21 mars 2008

Bloguer n'est plus une tendance, mais une réalité pour tous. Journalistes y compris !


J'assistais cette semaine aux rencontres régionales du Conseil de Presse du Québec dans le cadre de sa tournée des régions. Il est clair selon moi, qu'à la lumière des commentaires exprimés par les participants de la réunion à laquelle j'ai assisté, que la concentration de la presse n'est pas bien vue en région. Il est également ressorti que les médias régionaux sont beaucoup plus perçus au service des annonceurs quoi qu'ils en disent lors d'audiences publiques, qu'au service des lecteurs. On paie une pub et on parle de nous. On ne traite plus l'information, on annonce.

Une nouvelle forme de journalisme existe maintenant. Le journalisme citoyen, les blogues et forums d'opinion sont les nouvelles sources d'information complémentaires aux feuillets publicitaires que sont devenus les hebdos régionaux. Tout un changement du rôle du journaliste tel qu'attendu et annoncé tel quel. Sont-ils devenus des vedettes, ou un produit média à vendre comme d'autres et hops plus de journalistes ? Le conseil de Presse s'y penche sérieusement et réalise bien qu'il devra s'ajuster. Michelle Blanc nous présente aussi dans son blogue une démonstration de la tendance certaine de l'interaction journaliste-blogueur de demain.

Le journalisme pur tel que décrit dans les statuts de la FPJQ et du Conseil de Presse n'existe pratiquement plus selon moi. Chronique d'humeur, columnist, blogueur, éditorialiste, repiquage de nouvelles meublent maintenant les médias régionaux. Il faudra une mise à niveau complète du rôle de ce tribunal d'honneur et encore de véritables décisions qui viendront éclairer le journaliste et qui permettront au lecteur de véritablement savoir si ce qu'il lit est une chronique, un éditorial ou encore un véritable article qui fait appel au journalisme d'information avec une véritable analyse, un dossier et des émissions d’affaires publiques, une nouvelle, un compte rendu et un réel reportage.

Entretemps, le citoyen compétitionne les médias en participant lui aussi à l'information par ses blogues, forums et autres en y ajoutant les liens vers des références qui permettent au lecteurs de se faire une idée.
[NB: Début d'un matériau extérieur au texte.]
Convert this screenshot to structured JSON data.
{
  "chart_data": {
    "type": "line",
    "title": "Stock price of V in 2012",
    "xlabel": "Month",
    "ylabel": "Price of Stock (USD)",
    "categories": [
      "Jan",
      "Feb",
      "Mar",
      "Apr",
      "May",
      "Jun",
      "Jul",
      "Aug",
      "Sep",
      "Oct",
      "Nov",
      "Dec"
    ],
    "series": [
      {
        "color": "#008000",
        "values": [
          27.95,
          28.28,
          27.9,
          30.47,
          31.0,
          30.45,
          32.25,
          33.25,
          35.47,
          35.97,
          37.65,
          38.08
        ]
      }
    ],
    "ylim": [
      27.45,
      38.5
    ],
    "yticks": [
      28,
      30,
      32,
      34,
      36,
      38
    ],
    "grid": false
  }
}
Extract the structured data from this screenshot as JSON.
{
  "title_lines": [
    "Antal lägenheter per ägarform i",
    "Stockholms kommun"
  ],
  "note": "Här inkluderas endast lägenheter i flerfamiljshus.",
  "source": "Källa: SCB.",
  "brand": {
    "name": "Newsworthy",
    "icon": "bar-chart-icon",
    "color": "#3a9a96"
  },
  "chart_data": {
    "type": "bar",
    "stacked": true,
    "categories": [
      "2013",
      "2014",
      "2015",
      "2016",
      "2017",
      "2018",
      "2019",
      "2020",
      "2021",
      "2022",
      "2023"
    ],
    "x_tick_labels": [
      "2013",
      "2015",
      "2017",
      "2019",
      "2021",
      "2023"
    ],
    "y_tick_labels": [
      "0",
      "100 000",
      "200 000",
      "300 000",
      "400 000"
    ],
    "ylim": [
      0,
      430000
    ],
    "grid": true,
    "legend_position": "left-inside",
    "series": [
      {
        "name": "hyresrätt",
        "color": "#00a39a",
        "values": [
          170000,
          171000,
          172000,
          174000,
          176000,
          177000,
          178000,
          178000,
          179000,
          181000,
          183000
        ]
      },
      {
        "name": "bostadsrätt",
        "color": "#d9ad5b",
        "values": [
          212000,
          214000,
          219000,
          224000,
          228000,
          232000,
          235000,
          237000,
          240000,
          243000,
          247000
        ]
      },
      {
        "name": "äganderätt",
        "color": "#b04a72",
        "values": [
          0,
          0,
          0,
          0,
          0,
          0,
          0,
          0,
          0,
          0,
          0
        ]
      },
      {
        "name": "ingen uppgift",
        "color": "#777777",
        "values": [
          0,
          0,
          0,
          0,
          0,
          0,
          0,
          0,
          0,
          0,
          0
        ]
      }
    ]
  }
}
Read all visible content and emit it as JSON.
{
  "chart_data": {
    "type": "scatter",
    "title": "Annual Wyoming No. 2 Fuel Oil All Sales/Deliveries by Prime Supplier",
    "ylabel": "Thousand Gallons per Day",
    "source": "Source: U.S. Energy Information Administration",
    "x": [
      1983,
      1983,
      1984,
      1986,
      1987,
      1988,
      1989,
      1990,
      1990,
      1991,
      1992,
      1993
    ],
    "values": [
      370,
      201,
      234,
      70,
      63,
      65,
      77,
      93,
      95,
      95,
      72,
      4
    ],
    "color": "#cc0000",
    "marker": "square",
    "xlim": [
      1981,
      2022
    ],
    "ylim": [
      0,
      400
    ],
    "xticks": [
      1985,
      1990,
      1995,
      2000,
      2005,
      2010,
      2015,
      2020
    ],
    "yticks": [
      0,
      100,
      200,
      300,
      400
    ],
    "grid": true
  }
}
Le pouvoir de l'information n'appartient plus qu'au journaliste. Internet l'a clanché (sic). Mais comme tout ce qui bouscule dérange, les interventions protectionnistes des médias ont plutôt porté lors de la rencontre publique le même soir sur la protection du scoop journalistique par rapport à leurs collègues et à défendre une pseudo-indépendance journalistique et une crédibilité dans le milieu. Pour ma part, ils ne font plus partie de l'élite. Ils ne sont devenus qu'une simple source d'information au service d'annonceurs qui ne pourra jamais aspirer au même titre que toutes les autres sources d'information souvent plus développées. Ni plus ni moins. À vous de juger maintenant!